As much as I love the Mugello Valley and its greenery, I felt it was time to get out and to do something touristy and beachy. Thus I took off for a sunny holiday on the Tuscan island of Elba with Angela Trentecoste, the site zooarchaeologist (animal bone specialist).
Perhaps because I've gotten more elderly, it's been a while since I've had any haphazard Mediterranean adventures - my days of island hopping by myself in the Cyclades are nearly ten years past. But Elba and Angela provided plenty to make up for it. Such as:

Don't think, of course, that it was all fun and games. I got the requisite share of antiquities in at medieval Marciana, perched on a hill, where we were able to visit sparse 13th-century chapels and the island's little archaeological museum.
Sure, this pottery doesn't look like much, but I've spent the summer obsessed with these bowls and their sharply outturned rims.

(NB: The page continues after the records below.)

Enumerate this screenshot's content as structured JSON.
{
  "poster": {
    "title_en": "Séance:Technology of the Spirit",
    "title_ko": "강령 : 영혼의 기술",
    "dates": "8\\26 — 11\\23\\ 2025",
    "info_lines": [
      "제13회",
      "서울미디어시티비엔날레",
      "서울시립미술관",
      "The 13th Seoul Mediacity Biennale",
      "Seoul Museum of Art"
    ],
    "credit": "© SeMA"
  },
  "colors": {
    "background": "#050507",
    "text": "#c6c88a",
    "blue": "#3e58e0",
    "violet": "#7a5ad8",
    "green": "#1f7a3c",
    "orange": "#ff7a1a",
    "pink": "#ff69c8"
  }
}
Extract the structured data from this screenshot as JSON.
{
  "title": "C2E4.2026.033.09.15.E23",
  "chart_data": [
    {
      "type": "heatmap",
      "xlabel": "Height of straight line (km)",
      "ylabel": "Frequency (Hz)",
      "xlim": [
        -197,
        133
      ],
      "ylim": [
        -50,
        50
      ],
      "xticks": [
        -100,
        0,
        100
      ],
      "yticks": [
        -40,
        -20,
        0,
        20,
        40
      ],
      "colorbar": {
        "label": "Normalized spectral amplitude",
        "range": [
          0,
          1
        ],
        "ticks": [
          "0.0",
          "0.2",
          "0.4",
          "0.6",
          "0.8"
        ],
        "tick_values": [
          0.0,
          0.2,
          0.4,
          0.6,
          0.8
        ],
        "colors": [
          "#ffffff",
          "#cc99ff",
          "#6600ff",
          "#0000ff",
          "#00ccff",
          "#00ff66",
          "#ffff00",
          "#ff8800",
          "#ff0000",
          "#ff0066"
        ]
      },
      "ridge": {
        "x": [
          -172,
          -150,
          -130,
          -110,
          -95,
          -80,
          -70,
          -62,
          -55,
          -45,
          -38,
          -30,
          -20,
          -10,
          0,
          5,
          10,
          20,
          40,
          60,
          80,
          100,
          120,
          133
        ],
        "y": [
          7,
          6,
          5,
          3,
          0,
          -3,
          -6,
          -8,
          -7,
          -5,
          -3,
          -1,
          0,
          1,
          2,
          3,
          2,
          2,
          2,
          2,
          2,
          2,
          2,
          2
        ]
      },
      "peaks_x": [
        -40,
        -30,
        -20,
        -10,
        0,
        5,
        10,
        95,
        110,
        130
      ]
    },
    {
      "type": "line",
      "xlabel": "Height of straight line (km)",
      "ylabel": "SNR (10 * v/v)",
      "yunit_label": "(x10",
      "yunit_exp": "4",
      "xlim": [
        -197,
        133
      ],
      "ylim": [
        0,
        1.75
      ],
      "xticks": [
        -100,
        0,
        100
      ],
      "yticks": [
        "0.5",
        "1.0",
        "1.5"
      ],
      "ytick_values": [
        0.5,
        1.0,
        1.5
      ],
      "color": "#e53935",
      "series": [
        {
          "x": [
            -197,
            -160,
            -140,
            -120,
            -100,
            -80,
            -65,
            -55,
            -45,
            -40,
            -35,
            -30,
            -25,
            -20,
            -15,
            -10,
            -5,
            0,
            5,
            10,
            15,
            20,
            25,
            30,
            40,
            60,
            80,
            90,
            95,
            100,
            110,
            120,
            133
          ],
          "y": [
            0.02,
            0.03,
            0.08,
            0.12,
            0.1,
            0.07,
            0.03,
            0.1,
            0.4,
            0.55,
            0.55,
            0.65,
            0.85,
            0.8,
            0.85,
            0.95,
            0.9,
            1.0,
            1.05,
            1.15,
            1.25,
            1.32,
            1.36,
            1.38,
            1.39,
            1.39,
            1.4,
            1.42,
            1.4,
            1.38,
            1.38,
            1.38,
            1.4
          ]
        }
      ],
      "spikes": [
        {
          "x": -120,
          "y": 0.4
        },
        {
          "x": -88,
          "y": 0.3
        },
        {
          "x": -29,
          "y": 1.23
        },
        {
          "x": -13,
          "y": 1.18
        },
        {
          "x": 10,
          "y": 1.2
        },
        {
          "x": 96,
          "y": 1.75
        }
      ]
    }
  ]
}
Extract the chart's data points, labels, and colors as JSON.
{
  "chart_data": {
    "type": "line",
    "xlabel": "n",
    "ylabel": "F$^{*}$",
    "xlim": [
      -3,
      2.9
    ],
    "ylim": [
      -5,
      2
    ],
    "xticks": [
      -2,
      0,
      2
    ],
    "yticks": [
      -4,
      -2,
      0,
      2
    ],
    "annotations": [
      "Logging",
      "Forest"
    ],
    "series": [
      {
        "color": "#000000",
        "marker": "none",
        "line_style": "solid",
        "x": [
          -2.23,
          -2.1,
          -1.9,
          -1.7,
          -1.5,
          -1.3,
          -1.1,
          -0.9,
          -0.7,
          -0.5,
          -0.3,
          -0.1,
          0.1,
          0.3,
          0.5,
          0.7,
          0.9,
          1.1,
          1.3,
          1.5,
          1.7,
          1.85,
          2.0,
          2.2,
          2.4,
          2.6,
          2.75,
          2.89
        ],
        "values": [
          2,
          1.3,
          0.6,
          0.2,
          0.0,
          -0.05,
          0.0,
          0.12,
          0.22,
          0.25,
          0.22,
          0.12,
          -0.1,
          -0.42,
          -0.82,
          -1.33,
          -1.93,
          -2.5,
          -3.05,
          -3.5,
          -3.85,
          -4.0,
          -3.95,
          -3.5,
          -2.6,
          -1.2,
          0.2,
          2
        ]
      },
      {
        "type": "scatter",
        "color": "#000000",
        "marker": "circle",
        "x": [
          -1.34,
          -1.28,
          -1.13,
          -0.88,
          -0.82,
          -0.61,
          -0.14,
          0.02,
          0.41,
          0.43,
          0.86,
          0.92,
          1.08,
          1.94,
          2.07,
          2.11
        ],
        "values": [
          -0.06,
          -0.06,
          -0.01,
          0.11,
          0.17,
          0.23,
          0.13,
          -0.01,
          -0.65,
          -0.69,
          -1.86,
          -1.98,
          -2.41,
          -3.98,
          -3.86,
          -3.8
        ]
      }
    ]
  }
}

Many of them rest on pedestal feet and have elaborate profiles, including the fancy one we found in our trench. They're called piatelli.
And somehow, by complete accident, every place we stopped to eat had drop-dead-benissimo food and gorgeous views.
I probably wouldn't recommend Elba to visitors since it was a tourist mecca more than anything else, but for a four-day escape from the Mugello, it perfectly hit the spot.